Against the backdrop of North Korea’s agricultural mismanagement, droughts and floods in 2007 caused a famine in North Korea.
The famine aggravated the precarious situation in North Korea, whereupon between 30,000 and 50,000 North Koreans searched asylum in China.
China sees refugees from North Korea as illegal migrants. Therefore they have no possibility for seeking asylum in the northern neighbour state. Diplomatic tensions thus arose in two ways: Between China and the international community about China’s obligation to grant asylum to refugees, as well as between China and the North Korean government, as the latter requested China to send North Korean citizens back to the country.
As a result of famine and human rights abuses perpetuated by the North Korean government, Korean asylum seekers have sought refuge in China. The question of China's international obligations to North Korean asylum seekers and the pressure placed on China by North Korea to repatriate them has created diplomatic tensions.
In 2007, it was estimated that 30,000 to 50,000 North Korean asylum seekers fleeing famine caused by drought and subsequent floods, along with human rights abuses, lived in China (Bruno et al., 2007). It is illegal for North Korean's to leave the Democratic People's Republic of Korea (DPRK) without permission from the government. The Chinese government views North Korean border crossers as illegal migrants and they are exempt from seeking asylum (Congressional Executive Commission of China, 2014). Although China avoids direct confrontation with North Korea, the illegal status of North Koreans in China has been a point of tension and has led to the increased militarisation of the border in China in order to stop border crossings. In 1997, China allowed a North Korean defected politician to flee to South Korea, channelling harsh criticism from North Korea (Dhawan, 2013). South Korea has also criticised China’s compliance with the DPRK’s abuse of asylum seekers, also creating hostilities between these two states.

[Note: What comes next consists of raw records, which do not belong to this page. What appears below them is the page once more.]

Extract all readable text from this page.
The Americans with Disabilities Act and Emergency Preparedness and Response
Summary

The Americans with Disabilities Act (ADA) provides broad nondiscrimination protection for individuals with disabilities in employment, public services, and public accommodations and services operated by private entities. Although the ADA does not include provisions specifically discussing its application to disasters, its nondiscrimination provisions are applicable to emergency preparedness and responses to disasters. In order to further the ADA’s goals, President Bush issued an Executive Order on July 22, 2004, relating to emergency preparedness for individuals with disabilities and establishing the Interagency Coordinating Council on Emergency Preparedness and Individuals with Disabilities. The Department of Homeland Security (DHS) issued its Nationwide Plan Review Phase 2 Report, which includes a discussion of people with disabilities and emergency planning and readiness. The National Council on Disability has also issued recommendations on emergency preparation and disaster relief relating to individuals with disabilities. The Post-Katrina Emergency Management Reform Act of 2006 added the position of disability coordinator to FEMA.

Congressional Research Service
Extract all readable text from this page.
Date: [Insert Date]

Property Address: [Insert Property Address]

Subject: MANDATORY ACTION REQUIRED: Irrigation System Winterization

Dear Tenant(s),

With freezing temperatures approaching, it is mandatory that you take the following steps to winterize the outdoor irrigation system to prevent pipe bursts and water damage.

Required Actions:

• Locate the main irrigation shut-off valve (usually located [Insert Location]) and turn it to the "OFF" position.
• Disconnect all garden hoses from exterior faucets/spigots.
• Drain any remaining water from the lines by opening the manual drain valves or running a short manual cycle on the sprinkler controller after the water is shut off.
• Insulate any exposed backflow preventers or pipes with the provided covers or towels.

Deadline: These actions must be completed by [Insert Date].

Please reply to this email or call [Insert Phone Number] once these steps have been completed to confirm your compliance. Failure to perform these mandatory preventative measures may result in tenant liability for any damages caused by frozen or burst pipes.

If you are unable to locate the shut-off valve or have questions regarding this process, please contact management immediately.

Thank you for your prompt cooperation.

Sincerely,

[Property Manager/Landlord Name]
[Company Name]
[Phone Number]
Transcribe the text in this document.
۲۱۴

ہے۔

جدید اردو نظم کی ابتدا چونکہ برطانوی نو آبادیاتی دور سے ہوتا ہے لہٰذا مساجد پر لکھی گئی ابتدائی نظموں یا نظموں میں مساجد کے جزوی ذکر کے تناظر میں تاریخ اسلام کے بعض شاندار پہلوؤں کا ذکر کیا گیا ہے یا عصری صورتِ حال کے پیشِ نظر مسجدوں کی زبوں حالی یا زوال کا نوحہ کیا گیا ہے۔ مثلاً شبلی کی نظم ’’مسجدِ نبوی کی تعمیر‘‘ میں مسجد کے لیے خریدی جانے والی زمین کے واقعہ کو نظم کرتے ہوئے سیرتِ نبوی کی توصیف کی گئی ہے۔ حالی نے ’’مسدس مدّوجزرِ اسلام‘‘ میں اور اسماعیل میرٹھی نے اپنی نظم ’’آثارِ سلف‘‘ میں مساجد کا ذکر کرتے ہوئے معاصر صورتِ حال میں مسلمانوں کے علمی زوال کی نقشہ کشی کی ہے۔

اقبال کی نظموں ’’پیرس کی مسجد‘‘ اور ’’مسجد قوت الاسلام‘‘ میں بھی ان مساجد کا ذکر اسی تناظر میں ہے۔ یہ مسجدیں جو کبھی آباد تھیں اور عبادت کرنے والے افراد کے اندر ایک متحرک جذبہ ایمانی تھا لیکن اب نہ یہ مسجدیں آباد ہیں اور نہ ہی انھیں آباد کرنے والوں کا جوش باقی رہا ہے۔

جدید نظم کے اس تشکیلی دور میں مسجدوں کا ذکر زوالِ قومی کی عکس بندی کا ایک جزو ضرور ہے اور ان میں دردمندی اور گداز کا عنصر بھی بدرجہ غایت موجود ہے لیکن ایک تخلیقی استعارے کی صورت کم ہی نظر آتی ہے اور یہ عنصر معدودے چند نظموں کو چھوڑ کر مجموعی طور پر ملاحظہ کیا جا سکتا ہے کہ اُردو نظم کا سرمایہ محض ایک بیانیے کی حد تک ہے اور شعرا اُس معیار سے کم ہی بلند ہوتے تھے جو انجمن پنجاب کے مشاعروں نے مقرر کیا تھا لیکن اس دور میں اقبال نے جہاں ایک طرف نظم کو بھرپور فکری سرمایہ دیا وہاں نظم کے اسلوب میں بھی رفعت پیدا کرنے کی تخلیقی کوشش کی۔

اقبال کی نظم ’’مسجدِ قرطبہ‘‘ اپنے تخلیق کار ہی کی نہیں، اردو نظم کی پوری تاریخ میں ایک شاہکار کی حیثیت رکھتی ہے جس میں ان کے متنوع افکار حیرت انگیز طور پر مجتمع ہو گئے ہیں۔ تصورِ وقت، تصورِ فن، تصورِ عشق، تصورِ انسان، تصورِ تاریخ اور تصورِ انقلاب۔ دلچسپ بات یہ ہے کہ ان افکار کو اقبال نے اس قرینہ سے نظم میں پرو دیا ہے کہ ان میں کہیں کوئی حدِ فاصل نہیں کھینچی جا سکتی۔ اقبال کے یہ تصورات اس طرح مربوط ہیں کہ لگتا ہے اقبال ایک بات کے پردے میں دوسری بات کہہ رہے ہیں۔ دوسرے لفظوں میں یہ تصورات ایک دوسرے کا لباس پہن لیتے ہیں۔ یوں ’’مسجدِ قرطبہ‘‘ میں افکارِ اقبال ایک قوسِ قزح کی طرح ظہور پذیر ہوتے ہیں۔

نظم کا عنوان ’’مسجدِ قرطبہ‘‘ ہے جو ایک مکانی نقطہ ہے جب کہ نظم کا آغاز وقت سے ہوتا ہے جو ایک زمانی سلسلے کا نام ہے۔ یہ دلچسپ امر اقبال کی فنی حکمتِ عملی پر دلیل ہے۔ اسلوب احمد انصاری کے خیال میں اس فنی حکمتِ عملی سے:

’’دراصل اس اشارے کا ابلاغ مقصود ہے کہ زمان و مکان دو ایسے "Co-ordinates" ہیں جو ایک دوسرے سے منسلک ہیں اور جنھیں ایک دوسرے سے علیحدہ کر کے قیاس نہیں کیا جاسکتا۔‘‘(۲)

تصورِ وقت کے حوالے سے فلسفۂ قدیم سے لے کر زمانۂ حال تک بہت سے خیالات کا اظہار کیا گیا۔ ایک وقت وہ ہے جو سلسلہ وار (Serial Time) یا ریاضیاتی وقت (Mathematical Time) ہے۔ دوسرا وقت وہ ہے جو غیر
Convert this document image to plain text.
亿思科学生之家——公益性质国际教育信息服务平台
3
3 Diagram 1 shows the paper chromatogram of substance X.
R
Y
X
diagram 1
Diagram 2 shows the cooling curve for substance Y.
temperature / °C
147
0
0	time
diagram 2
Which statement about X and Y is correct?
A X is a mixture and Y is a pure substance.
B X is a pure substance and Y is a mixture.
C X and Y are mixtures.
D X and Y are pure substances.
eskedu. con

Following the 2014 UN report on human rights abuses in North Korea, China was found to be complicit in assisting human rights abuses towards refugees and negligent in fulfilling international obligations to refugees. China rejected these allegations and continues to comply with DPRK demands to repatriate North Korean citizens.
Future climate change impacts are predicted to further disrupt North Korea’s agricultural sector and food security by way of decreasing crop yields, changing precipitation cycles, and increasing incidences of extreme weather events. Given that North Korea has suffered from a decade of famine and economic isolation, and relies on a crumbling infrastructure, the country is not well equipped to adapt to climate hazards. The vulnerability of the country’s agricultural sector, coupled with its weakened institutions and political economy may threaten the stability of the totalitarian regime (Habib, 2009).